His hand still raised Kylo stalked closer to where I stood locked in place, that devious grin flitting across his face. "You've much to learn Ikol. You were so caught up in keeping that blade busy you forgot all about the Force. Break free."

I knew I couldn't possibly free myself from such an onslaught but I didn't voice it, he already knew my despair. I tried to obey, to pluck my willpower, my courage and break free from my invisible bonds but to no avail. The most disturbing part wasn't merely his raw power…it was that I simply didn't have the willpower to break free…no more than I'd wanted to break our tender embrace hours before.

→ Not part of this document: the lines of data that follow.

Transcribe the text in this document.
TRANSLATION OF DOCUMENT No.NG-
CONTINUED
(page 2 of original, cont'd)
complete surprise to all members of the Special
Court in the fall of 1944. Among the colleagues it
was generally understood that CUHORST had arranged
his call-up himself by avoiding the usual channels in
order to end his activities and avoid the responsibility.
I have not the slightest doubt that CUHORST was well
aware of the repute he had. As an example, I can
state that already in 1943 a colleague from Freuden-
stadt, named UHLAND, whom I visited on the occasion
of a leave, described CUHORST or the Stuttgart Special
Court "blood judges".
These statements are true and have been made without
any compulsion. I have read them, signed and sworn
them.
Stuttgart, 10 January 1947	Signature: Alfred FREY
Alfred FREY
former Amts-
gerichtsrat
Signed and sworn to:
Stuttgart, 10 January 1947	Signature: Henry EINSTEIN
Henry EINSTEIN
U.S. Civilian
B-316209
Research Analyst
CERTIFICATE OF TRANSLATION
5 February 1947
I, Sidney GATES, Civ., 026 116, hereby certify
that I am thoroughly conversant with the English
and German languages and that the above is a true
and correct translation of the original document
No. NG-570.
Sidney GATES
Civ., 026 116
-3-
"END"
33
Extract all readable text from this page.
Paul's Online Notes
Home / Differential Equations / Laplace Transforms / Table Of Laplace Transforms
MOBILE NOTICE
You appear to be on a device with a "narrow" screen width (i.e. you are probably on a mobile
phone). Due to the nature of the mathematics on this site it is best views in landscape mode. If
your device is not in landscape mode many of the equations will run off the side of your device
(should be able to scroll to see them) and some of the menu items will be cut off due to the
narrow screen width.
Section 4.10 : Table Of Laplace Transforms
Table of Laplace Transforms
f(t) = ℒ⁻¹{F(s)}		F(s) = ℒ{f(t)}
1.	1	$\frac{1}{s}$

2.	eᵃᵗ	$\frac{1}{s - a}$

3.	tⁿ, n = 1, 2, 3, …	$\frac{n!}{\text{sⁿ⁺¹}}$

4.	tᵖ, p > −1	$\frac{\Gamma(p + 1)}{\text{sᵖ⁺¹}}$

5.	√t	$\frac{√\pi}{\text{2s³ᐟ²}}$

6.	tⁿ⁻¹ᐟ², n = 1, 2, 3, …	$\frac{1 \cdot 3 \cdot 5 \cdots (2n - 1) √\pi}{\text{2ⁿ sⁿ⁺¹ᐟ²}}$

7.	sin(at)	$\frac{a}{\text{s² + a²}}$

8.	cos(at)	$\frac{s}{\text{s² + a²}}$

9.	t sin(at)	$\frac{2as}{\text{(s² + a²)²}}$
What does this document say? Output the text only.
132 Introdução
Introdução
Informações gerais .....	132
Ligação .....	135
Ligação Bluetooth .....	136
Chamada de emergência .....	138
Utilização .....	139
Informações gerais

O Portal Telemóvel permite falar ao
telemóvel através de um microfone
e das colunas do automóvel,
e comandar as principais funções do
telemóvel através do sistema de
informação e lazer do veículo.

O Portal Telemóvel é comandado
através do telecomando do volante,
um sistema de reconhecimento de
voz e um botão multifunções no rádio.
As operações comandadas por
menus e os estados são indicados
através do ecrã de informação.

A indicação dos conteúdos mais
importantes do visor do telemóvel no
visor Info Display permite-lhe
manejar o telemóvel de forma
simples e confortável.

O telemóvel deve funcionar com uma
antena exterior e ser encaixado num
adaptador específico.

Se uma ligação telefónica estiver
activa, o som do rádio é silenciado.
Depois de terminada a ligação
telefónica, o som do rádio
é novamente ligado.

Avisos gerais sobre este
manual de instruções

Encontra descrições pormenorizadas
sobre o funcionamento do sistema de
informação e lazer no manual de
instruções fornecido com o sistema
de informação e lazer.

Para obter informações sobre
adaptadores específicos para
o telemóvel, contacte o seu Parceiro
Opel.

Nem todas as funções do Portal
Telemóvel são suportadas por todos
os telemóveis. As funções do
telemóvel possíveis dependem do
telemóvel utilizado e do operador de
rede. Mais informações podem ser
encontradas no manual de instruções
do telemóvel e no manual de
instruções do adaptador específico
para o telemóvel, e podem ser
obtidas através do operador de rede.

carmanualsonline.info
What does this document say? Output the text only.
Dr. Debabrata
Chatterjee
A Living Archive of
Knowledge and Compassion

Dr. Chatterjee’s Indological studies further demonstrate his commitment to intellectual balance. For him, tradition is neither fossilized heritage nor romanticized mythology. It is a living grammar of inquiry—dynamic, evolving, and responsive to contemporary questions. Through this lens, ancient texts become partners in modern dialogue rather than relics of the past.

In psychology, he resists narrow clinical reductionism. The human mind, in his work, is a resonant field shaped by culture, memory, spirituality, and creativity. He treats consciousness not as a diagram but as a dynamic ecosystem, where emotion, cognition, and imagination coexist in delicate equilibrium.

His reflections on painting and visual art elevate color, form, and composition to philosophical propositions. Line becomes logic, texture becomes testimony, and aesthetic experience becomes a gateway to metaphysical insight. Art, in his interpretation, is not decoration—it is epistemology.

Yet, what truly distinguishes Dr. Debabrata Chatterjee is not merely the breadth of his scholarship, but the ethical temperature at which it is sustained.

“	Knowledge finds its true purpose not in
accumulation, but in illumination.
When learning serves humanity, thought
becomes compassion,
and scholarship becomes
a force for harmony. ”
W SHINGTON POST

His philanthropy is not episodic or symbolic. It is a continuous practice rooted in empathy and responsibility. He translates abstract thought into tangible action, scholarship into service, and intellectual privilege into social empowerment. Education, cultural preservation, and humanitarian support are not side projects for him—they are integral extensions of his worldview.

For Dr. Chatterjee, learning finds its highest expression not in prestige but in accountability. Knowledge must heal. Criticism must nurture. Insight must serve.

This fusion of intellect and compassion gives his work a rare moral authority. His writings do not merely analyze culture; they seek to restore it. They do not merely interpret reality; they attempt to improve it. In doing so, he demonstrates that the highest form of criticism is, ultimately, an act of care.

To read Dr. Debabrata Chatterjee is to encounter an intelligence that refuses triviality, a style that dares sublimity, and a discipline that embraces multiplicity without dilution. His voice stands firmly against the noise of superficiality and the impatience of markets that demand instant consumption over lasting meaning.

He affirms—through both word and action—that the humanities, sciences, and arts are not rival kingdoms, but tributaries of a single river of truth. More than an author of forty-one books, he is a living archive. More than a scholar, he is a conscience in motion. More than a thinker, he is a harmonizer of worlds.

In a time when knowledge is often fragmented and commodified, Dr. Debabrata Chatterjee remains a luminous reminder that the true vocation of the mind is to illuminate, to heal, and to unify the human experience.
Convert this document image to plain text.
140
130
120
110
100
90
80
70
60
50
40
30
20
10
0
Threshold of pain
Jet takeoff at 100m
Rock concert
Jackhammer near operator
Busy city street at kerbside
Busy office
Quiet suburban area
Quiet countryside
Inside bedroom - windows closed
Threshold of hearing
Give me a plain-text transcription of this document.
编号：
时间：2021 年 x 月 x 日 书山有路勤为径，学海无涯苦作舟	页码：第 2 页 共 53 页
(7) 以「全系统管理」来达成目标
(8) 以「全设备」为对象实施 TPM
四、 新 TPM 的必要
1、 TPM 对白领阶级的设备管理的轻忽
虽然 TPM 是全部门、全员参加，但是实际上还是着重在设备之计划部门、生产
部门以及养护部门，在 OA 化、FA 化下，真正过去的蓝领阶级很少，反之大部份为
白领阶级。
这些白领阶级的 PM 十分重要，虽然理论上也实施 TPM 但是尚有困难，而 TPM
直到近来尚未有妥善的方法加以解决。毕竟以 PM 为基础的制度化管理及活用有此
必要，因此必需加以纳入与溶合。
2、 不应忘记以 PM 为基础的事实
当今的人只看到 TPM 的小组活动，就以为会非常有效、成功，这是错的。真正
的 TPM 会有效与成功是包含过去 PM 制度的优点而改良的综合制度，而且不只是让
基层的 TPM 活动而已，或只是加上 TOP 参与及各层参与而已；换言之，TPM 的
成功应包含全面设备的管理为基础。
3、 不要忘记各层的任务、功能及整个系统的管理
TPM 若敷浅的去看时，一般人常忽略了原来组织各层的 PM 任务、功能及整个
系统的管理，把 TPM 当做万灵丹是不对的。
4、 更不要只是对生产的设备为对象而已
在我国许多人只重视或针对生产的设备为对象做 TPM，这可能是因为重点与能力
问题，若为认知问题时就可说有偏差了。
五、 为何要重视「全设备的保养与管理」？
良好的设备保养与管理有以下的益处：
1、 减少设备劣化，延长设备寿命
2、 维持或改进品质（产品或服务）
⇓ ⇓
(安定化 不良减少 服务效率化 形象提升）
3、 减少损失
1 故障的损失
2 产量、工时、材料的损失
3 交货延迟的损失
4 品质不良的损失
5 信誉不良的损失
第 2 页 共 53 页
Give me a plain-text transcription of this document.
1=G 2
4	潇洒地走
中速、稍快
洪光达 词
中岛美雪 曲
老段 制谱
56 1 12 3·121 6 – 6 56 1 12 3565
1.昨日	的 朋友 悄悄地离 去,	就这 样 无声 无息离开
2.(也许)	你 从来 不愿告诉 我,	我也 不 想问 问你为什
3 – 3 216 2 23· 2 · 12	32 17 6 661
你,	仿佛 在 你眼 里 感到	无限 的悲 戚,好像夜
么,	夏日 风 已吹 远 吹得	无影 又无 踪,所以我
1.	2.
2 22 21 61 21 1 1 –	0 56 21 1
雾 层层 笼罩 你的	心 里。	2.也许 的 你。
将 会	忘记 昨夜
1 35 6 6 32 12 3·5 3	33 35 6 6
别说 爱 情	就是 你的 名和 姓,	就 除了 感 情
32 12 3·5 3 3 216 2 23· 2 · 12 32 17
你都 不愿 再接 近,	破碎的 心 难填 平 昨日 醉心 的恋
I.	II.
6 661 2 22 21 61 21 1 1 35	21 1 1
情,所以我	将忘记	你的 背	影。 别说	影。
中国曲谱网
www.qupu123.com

"You are vulnerable…anything can happen now, Ikol. But you're not afraid." He stated calmly, looming every closer to me and instantly my eyes locked onto his expressive and rather sensitive visage, and wild dark hair, now mused from training. It was all true…I should have been horrified but fear wasn't what was causing my heart to pound so arduously. It hammered out a furious rhythm as Kylo grasped my immobile shoulders, pulled me close and once more into his tight embrace. My willingness to yield to that embrace finally shattered the binds he'd placed around me. I gasped as though I'd been pulled from a riptide, and I wrapped my arms eagerly round his neck. His lips fell insistently down upon mine, a kiss as passionate and bold as his nature. He urged my lips to part with teasing nips with his teeth and grasping him closely, lacing my fingers through his hair I surrendered, falling helplessly to the spell of his soft lips and commanding tongue. When I parted I found myself hardly able to breathe, a fiery passion I'd long denied uncoiling and raging throughout by body, I'd been untouched and ignored for so long…the ferocity of its nature frightened me.

"Do be afraid" Kylo whispered, running his gloved hand through my singular braid and unbinding it using the Force. "I feel it to."

With those cryptic words, and as he released my hair from its binds I felt myself come undone completely. I pulled him tightly to me and crushed my lips to his again with the full force of my passion and desire. I knew within a matter of minutes the First Order would force us to don our armor once again. Crushing the Resistance would prevail over the tenderness we'd suddenly experienced. I knew that Kylo Ren would go back to being the formidable yet despised commander and I would be little more than a background character, likely equally mocked and loathed. I didn't know if we'd ever encounter each other in this way again…so I tried to take it all in, to etch it deeply into my memory. This unlikely way to spend what should have been a lazy winter day.